The assault by the EU’s two most important members highlights the extent to which taboos in Europe are being broken amid fears of China’s economic prowess, a possible euro-area recession and populists telling voters they’ve been shortchanged by the system. And it suggests just how much trouble their plans for deeper integration are facing.

Macron’s Plans

Germany’s Siemens and France’s Alstom unveiled their rail deal in September 2017 as President Emmanuel Macron was taking power in Paris and looking to make an early signal of his plans to strengthen the EU’s economic ties.

The immediate goal was to build a transportation giant with combined sales of about 15 billion euros ($17.1 billion) to counter global competition, especially from China. The combination would have given the Germans control of an icon of French industry but Macron signed up anyway, once he received assurances on jobs from Siemens.
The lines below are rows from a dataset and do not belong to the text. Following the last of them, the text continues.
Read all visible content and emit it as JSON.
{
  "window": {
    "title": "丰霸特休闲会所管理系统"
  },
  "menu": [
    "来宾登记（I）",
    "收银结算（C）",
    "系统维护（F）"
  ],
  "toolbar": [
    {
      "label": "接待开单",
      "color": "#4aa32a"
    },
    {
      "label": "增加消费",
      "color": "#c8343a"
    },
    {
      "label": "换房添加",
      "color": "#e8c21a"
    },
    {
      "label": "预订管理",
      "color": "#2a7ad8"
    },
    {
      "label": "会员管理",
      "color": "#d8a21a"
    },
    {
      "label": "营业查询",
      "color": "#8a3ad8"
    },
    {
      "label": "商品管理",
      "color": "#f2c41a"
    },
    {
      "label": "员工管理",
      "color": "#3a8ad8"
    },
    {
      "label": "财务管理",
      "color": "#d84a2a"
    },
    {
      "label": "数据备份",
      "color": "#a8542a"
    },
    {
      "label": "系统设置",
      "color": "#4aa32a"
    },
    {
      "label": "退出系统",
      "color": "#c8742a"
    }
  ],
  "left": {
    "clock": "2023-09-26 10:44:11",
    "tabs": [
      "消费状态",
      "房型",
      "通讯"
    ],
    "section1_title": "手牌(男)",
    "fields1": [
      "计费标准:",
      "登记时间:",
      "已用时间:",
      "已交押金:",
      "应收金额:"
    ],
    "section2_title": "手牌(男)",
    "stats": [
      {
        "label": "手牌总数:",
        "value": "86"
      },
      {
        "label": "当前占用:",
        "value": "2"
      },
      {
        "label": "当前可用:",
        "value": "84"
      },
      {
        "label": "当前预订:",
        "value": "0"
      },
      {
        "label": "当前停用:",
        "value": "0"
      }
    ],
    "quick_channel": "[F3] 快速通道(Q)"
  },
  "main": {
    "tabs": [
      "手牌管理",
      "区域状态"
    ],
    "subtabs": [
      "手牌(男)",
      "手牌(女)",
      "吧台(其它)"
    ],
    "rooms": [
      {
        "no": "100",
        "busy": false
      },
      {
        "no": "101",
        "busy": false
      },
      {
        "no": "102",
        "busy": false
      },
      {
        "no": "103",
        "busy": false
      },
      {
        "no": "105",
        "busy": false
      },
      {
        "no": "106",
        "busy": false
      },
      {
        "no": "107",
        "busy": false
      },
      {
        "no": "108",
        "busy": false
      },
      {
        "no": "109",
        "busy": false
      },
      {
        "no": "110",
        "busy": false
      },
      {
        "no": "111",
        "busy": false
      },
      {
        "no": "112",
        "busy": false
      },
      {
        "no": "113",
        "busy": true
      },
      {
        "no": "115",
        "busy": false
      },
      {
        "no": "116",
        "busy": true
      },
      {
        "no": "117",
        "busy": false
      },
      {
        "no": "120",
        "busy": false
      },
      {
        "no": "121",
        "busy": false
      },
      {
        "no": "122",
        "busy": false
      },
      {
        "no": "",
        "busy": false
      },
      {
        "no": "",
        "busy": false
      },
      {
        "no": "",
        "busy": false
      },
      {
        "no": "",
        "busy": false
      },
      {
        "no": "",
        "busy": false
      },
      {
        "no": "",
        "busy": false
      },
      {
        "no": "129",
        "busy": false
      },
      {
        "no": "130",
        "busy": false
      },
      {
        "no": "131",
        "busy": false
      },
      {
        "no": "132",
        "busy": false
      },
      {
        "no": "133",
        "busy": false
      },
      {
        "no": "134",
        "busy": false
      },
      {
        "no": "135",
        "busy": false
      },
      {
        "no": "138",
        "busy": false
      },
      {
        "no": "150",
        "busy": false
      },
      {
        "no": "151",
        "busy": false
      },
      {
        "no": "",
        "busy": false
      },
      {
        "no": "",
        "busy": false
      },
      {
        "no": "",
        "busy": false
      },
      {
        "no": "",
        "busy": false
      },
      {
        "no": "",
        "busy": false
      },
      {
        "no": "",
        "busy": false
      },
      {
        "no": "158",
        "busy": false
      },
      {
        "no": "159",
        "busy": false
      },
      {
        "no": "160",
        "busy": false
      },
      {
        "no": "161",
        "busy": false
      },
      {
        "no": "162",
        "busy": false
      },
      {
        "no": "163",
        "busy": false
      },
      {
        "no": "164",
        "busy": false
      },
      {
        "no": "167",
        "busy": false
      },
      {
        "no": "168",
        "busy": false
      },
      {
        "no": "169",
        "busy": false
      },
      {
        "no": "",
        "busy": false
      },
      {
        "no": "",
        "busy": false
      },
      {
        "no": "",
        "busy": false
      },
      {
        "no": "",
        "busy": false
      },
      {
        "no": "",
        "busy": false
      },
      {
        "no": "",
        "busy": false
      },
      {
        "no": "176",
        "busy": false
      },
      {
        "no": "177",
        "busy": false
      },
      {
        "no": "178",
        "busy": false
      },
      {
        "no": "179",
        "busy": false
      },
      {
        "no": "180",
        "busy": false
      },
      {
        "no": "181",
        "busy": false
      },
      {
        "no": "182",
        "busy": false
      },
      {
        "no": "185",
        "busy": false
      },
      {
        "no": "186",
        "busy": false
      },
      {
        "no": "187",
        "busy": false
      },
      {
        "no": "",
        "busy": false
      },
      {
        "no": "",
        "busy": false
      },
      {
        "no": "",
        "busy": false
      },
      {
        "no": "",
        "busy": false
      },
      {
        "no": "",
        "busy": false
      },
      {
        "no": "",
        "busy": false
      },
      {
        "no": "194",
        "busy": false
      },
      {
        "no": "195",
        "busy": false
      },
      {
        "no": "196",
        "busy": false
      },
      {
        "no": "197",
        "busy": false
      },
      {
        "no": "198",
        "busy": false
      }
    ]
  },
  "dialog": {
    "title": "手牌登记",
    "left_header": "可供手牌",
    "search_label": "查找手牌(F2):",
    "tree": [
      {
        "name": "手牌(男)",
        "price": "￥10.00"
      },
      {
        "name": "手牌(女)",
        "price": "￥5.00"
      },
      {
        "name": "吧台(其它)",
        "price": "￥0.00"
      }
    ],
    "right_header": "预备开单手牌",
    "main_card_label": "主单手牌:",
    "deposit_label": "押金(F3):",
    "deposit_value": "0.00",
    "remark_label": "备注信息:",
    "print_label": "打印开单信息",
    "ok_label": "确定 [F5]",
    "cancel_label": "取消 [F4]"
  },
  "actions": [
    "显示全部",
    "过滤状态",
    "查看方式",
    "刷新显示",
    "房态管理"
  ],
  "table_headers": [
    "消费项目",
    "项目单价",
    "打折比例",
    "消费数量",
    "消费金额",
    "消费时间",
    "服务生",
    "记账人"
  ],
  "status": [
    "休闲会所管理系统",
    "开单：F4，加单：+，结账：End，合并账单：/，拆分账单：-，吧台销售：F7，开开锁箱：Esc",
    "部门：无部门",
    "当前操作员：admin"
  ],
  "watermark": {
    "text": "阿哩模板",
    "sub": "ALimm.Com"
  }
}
Capping years of speculation in the industry about the need for consolidation, the tie up was to mirror the emergence of European planemaker Airbus in the 1970s that went on to become the biggest competitor to Boeing Co.

At that stage in his presidency, Macron hoped it would be the first step in a far broader push that would tie Europe together with a euro-zone budget, a finance minister and harmonized corporate taxes as well as common military, university and research projects.

The key elements of Macron’s agenda have floundered as Chancellor Angela Merkel’s star faded in Germany and other nations led by the Netherlands pushed back against sharing the financial risks of weaker neighbors.

Meanwhile Vestager’s team at the European Commission, the EU’s executive arm, has repeatedly signaled that the merger terms -- even including last-ditch extra concessions -- fail to pass muster. The Brussels-based commission has picked up support from rail-network operators and some national competition authorities in Europe as a Feb. 18 deadline for a ruling nears.

Changing the Rules

In private, German and French officials are resigned to seeing their merger shot down, but they also have plans in place for the long haul. They’ll be pushing the issue of European antitrust practices up the political agenda and eventually it may feature at one of the bloc’s regular summits. The competition job will also be one of the most closely watched when the new commission is appointed after May’s European election.

"There needs to be a transformation of European competition law," Le Maire said. "For decades, the antitrust law’s focus was on a European market and consumers’ rights. It must now focus on a global market and the defense of jobs."

But changing those rules would upend decades of convention establishing the central-bank style independence of European competition authorities and usher in a new era of state interference in pursuit of national -- and pan-European -- champions.

What’s more, competition policy is also part of the political glue that holds the EU together.
It reassures small EU countries that the bigger ones won’t be able to steer industrial policy to their advantage and has chipped away at corporate power to lower prices for consumers. Its rules are embedded in the hard-to-change EU treaty and in a long history of case law with a bias against corporate dominance.

Le Maire argues that EU antitrust law has become a barrier to creating high-skilled jobs because it prevents the creation of giant companies with the resources to compete on the development of cutting edge technology. Clinging to the old goals is a "naive" luxury the bloc can no longer afford.

"We must unite and quickly," he said Monday. "More rivalry between EU nations will weaken us, more solidarity will strengthen us."